Measured and predicted uniaxial compressive strengths under different test conditions (Note: a, b, c, d, and e represent uniaxial compressive strengths at different VBPs for 6%, 7%, 8%, 9%, and 10% water content, respectively)

To reveal the contribution of the matrix strength σmatrix and single-particle average crushing strength σavc (or friction strength σfric) to the UCS, the relationship between the sine function of Eq. (26) (or Eq. (28)) and VBP was analyzed and is shown in Fig. 16. The different strength factors show the opposite trend: whereas one rises, the other one decreases. On the left of the demarcation line, the strength factor for the matrix strength is greater than that for the single-particle crushing strength, and the opposite is true to the right of the demarcation line. The VBP on the demarcation line is 50%, and the two strength factor curves intersect on the demarcation line, indicating that the different types of strength (as matrix strength and friction strength) theoretically contribute equally to the UCS of SRA when the VBP is 50%. However, the true assignment of strength is very complex and is related to the dimension and arrangement of the large particles within the specimen.

Fig. 16
figure 16

Strength factor curves under different test conditions

Conclusion

This study aimed to investigate the effect of water content on the strength of soft rock. Single-particle crushing tests and uniaxial compression tests were carried out on carbonaceous mudstone under different water content conditions (i.e., 6%, 7%, 8%, 9%, and 10%). By introducing the shape factor, a model of single-particle crushing strength was developed considering the effect of particle shape, which provides a new method for estimating the crushing strength of nonspherical particles. Furthermore, a model was established to predict the compressive strength of the mixture based on the single-particle crushing strength, and the model was demonstrated to achieve better performance in predicting the UCS of SRA.
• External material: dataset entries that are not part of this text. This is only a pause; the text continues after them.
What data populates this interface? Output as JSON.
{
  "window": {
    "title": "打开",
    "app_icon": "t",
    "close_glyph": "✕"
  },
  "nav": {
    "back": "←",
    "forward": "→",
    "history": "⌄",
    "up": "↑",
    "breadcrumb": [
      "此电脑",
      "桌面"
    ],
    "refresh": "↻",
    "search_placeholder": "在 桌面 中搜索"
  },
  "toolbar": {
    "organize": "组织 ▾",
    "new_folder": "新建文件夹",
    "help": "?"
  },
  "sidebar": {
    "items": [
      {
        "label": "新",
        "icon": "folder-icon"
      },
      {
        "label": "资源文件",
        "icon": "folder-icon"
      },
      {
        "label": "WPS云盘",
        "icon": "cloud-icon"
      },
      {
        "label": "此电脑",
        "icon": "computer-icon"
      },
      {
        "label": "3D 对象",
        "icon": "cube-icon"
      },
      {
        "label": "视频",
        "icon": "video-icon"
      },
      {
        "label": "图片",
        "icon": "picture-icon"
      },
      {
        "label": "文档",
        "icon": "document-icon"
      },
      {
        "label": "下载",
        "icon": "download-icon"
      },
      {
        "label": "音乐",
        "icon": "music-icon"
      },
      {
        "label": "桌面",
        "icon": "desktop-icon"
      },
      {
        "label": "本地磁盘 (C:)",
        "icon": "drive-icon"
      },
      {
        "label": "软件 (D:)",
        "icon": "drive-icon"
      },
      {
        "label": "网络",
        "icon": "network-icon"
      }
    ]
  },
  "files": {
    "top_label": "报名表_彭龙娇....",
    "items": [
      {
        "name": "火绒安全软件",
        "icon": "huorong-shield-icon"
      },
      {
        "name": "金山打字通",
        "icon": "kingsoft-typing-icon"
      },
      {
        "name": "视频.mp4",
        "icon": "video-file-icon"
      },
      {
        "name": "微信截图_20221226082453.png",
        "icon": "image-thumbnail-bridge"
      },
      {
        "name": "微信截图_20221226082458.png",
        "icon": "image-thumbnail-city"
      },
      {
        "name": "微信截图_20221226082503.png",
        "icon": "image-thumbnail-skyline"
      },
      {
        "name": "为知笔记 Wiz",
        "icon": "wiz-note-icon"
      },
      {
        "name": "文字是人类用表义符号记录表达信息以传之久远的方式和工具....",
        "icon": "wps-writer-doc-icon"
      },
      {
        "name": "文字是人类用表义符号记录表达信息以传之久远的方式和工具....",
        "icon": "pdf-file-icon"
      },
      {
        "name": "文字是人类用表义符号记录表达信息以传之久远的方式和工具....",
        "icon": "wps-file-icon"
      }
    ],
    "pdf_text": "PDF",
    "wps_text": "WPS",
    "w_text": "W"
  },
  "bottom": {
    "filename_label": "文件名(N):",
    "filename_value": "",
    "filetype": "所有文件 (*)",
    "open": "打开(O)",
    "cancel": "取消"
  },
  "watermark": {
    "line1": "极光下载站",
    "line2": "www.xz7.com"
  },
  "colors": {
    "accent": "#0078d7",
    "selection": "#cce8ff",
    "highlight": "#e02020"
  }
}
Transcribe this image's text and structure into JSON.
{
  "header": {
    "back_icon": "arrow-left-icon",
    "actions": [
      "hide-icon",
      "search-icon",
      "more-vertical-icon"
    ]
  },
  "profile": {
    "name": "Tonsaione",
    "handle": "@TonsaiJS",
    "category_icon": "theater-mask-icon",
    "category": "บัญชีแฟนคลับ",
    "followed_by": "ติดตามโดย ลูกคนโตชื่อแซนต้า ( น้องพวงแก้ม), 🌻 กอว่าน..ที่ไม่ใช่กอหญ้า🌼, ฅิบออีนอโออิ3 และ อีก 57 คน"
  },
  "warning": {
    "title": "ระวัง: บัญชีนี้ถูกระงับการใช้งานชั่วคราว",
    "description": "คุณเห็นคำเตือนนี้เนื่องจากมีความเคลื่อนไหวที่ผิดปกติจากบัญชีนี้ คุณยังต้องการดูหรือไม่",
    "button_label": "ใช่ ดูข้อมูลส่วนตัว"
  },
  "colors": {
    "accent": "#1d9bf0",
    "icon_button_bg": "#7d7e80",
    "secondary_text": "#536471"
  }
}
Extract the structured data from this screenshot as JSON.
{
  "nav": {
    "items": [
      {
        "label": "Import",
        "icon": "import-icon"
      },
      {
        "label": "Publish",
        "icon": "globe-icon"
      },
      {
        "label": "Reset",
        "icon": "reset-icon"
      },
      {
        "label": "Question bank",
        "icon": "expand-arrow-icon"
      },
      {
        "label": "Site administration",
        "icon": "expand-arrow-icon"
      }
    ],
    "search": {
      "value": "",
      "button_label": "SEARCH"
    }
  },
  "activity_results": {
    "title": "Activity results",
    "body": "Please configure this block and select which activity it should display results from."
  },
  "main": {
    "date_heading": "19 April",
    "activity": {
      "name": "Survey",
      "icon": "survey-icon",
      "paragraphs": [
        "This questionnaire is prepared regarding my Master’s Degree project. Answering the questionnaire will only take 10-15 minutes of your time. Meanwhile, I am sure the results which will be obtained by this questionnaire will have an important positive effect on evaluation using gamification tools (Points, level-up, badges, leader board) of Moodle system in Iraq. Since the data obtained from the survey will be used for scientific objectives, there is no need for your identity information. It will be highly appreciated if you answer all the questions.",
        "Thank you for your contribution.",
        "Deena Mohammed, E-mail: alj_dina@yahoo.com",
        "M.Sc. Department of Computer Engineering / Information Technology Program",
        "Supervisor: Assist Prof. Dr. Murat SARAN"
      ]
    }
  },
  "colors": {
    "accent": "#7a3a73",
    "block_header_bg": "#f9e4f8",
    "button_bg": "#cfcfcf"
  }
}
  • 1.The calculated crushing strengths considering the particle shape are consistent with the reference values, indicating that the model reflects the effect of the particle shape on the crushing strength. Notably, the shape factor in the model can be defined in more complicated manner (including sphericity and concavity) to improve the model accuracy.

  • 2.Increasing the water content of a material decreases its Weibull modulus, increasing the discrete strength. Moreover, the average crushing strength model based on the Weibull distribution fits the measured values well, reflecting the effect of water content on crushing strength.

  • 3.The model of UCS based on the single-particle crushing strength fits the measured values well. In addition, this model can further derive the contribution of the particle crushing strength to the UCS of the aggregate, and the variation in this contribution can be expressed by a sinusoidal function.